なにか面白いことないか?上京娘が出逢った痴情の果て…『残酷おんな情死』

基本情報

残酷おんな情死 ★★★
1970 スコープサイズ(モノクロ) 86分 @アマプラ
企画:今戸栄一 脚本:山崎厳、下川正 撮影:安藤庄平 照明:土田守保 美術:川原資三 音楽:眞鍋理一郎 監督:西村昭五郎

感想

■日活末期の残酷おんなシリーズ第二弾!ということでよろしいでしょうか。第一作は前年の『残酷おんな私刑』で、本作が第二作。といっても、それほどヒットしたわけでもなさそうで、積極的にシリーズ化という雰囲気でもない。なにしろ前作は女番長シリーズと謳われているから、全く路線が異なる。でもこれが意外に見どころのある低予算の小品で、西村昭五郎としては結構な意欲作だと思う。この人は真正面から活劇の人じゃなくて、職人にしてはちょっと視点がひねくれていると思う。だから気の行く脚本が来ないと調子が出ないのではないか。そしてロマンポルノ路線のなかでたまたま指向が開花したということか。人生って、わからないものですね。

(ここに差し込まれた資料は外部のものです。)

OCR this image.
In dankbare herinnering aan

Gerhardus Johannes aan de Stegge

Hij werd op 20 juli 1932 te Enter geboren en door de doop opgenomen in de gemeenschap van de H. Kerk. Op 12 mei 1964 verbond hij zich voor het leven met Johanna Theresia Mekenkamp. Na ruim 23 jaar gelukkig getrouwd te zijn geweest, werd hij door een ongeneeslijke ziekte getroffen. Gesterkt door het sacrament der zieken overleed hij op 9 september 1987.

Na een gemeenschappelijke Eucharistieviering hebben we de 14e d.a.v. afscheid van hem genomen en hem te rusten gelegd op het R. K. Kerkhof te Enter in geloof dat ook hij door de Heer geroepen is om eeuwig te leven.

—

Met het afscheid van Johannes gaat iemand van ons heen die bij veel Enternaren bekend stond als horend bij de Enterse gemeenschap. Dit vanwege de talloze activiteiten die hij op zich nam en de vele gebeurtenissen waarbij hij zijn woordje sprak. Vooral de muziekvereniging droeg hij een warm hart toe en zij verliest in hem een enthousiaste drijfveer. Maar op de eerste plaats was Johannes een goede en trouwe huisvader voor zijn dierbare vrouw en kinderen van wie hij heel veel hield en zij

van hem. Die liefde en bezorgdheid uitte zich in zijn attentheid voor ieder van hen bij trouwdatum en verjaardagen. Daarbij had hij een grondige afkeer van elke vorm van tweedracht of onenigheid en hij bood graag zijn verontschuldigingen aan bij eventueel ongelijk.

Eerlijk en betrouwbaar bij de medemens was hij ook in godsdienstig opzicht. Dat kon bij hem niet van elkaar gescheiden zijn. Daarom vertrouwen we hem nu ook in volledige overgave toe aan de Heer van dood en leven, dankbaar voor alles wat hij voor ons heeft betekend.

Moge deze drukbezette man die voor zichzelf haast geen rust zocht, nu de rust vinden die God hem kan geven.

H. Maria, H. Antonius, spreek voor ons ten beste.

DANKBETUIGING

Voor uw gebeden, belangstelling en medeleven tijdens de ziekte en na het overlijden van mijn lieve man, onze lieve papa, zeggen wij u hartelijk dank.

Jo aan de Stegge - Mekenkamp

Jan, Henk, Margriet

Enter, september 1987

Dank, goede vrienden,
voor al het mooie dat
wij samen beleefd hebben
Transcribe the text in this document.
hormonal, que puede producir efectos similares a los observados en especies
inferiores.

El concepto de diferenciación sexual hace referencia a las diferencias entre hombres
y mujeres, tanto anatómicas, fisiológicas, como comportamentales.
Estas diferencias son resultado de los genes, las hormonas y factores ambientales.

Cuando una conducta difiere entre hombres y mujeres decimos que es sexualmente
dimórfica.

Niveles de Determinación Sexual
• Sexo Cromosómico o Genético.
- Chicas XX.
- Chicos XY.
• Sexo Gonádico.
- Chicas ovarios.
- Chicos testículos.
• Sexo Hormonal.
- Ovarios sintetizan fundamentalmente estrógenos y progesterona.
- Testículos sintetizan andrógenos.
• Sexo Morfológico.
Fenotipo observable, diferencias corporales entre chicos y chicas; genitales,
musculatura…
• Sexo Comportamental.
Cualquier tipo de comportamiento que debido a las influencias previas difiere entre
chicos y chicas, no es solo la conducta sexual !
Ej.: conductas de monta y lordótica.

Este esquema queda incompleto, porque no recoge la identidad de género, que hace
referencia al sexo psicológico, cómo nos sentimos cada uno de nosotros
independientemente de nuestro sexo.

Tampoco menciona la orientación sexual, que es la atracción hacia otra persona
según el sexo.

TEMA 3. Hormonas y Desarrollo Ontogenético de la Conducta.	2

■なにか面白いことを探して上京したチエだが、東京の夜の享楽も彼女の乾きを満たなさい。でも秘密の仮面乱交パーティでカップルになった謎の女との一夜だけは忘れられず、正体不明の彼女との再会を望むのだが。。。というお話なので、お話は完全にロマンポルノで、モノクロじゃなければ、そのままロマンポルノの番線でリバイバルできたかもね。とにかく真理アンヌが脱ぎまくるのが凄い。こんなに脱ぐ人だったのか。でもちょっと増村保造の女性映画を思わせるところもあって、意外にも上出来なレズビアン映画なのだ。

■主演のチエを演じるのは大堀早苗という人で、大柄でスタイルが良いので70年代ファッションが見栄えがするが、演技的には未熟。一方の真理アンヌは持ち前のどすの利いたハスキーボイスで、不機嫌そうに高級娼婦を演じて見ごたえがある。ぶっきらぼうに感情を込めずに台詞を読む演技は完全に増村保造の映画そのもの。西村昭五郎は師匠が中平康で、中平は増村保造とは同時代に並び称された人なので、多分意識はしたはずだろう。きっと、何本かは映画も見ていたのではないか。その意味では、大堀早苗は狂言回しに見え、真の主役は真理アンヌに見える。というか、クレジットでは真理アンヌが主役なので当然そうなのだが、お話は大堀が転がすから、まさに狂言回しなんだな。

■真理アンヌには組がつけたお目付け役のチンピラがいて、岡崎二朗がこれを好演する。真理アンヌを大堀早苗に持っていかれて、情けなく取り残されるその頼り投げな寂しげな表情が絶品。もともとはジャズのラッパ吹きだったが、今や落ちぶれて娼婦のお守り役。西村昭五郎はよほどのジャズ好きらしく、本作も眞鍋理一郎がジャズテイストを炸裂させる。小品なのに、音楽映画の印象が残るほど楽曲が豊富。サントラ盤があっても不思議でない。こんな低予算の小品になんでそんなに頑張ってるのかと不思議なほど。

■真理アンヌを大堀早苗が追い回す後半が見どころで、演技的に未熟でも演出で見せきるスタイル。ラフなモノクロ撮影も実に良い。停車中の車内で商売する真理アンヌを真っ暗な路上でじとっと見つめる大堀の姿が、対向車のライトに浮かび上がる怖い場面なんて、最高だ。夜間ロケなのでライトもほぼなしで、ポイントだけ補強するスタイルだけど、モノクロ撮影の威力は秀逸。

■終盤は死に場所を求める二人が彷徨うシーンなのだが、脚本的にロジックが弱いのが残念。二人は何によって追い詰められるのか、その意味付けが不十分で、なんとなく浜辺の廃船の火事に巻き込まれてしまう。このあたりには、同性愛に耽るものは天罰により滅びるべきだという当時の倫理観が反映していると思う。映倫の審査対応という気もするところだ。もともと、当時流行りつつあったフィーリング映画のタッチを狙っていて、ロジカルな作劇を意図していないフシがあるが、増村のレベルを目指すなら、テーマをもっと鮮明にして、脚本のブラッシュアップは必須だった。

■あまりにマイナーな映画なので、アマプラの配信原版もさすがにリマスターではなく、上映用のポジプリントをスキャンしたもので、ロールチェンジのパンチ穴が見られるし、黒味も曖昧に滲みがち。実際のところ、相当な低予算映画なので照明設計なども雑なのだが、リマスターすればもっとぱきっとシャープに生まれ変わるよね。意外にセンスの良いフィーリング映画で、しかも70年代なのにモノクロ撮影というのも貴重なので、日活さんには是非お願いしたいなあ。